Category:
Data Analysis
Client:
N/A
NBA Analytics & Visualization Project
Vision
The project aimed to uncover insightful trends and performance patterns in NBA player and team statistics from 2012 to 2018. By leveraging machine learning, statistical modeling, and dynamic visualizations, the goal was to better understand player dynamics, performance forecasting, and team strategies over time.
Approach
Data Preparation
Collected and processed NBA box score data (2012–2018) using custom Python scripts.
Aggregated player performance monthly and yearly with
sum_player.py
, outputting clean CSVs for modeling and visualization.
Player & Team Comparisons
Conducted comparative analysis on Steph Curry vs. other point guards, similarly built players (within 1 standard deviation for height and weight), and all-stars.
Utilized
curculator.py
to drive these analyses, integrating regression and feature engineering pipelines.

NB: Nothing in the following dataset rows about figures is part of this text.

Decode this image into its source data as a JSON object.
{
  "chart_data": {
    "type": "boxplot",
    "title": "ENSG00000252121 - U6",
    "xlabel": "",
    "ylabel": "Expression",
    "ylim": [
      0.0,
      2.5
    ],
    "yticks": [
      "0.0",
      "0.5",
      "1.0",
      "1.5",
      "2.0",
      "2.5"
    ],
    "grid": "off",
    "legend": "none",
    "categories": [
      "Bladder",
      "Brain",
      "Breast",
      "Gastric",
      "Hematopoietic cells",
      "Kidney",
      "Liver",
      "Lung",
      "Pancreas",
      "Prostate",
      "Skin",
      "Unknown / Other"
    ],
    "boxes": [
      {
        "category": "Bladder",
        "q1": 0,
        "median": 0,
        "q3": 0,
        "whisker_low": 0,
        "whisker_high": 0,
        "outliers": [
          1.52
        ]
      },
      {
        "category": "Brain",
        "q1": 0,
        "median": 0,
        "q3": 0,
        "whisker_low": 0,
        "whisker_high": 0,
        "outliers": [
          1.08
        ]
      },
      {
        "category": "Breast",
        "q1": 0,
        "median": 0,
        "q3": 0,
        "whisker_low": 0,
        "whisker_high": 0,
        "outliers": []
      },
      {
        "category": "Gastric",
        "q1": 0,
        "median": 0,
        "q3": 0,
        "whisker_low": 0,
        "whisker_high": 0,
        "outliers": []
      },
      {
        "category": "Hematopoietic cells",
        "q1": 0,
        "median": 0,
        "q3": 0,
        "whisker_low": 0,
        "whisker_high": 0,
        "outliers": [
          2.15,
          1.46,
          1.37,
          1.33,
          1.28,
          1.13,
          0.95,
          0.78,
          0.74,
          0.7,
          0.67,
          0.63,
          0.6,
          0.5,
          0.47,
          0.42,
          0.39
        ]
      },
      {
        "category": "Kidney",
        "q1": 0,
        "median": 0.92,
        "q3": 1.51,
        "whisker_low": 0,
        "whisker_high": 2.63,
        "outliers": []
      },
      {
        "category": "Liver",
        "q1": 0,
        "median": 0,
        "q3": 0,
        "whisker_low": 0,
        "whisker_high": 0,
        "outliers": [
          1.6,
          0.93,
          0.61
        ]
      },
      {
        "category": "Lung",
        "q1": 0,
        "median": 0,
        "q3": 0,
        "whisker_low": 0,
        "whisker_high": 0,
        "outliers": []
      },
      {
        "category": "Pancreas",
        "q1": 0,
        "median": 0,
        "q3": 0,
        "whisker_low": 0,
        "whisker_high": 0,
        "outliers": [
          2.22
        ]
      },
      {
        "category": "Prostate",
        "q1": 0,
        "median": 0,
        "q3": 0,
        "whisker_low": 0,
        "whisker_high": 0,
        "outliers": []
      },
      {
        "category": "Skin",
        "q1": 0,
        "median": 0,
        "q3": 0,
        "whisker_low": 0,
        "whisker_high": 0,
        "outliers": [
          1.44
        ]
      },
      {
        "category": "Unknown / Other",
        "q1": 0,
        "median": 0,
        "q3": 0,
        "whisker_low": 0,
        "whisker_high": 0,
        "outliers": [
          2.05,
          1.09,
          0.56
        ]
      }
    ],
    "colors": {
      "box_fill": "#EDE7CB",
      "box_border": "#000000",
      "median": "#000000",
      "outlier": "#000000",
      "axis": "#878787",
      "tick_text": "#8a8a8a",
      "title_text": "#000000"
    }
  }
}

Machine Learning & Simulation
Applied classification, clustering, and regression models (via
team_change.py
) to identify key patterns in player/team performance.Built time-series models to evaluate momentum and simulate team dynamics under hypothetical scenarios.
Visualization
Delivered a polished PowerBI dashboard to present insights on player comparisons, clustering groupings, and regression outcomes in an interactive format.
Challenges
Managing large datasets with inconsistent player identifiers and missing values.
Ensuring accurate aggregation across years and teams.
Balancing interpretability with model complexity in time series and simulation outputs.
Conclusion
This project highlighted the power of data science in sports analytics, combining Python-based machine learning with real-time data exploration through PowerBI. It demonstrated advanced use of statistical models, clustering, and simulation techniques to deliver actionable insights into NBA performance trends.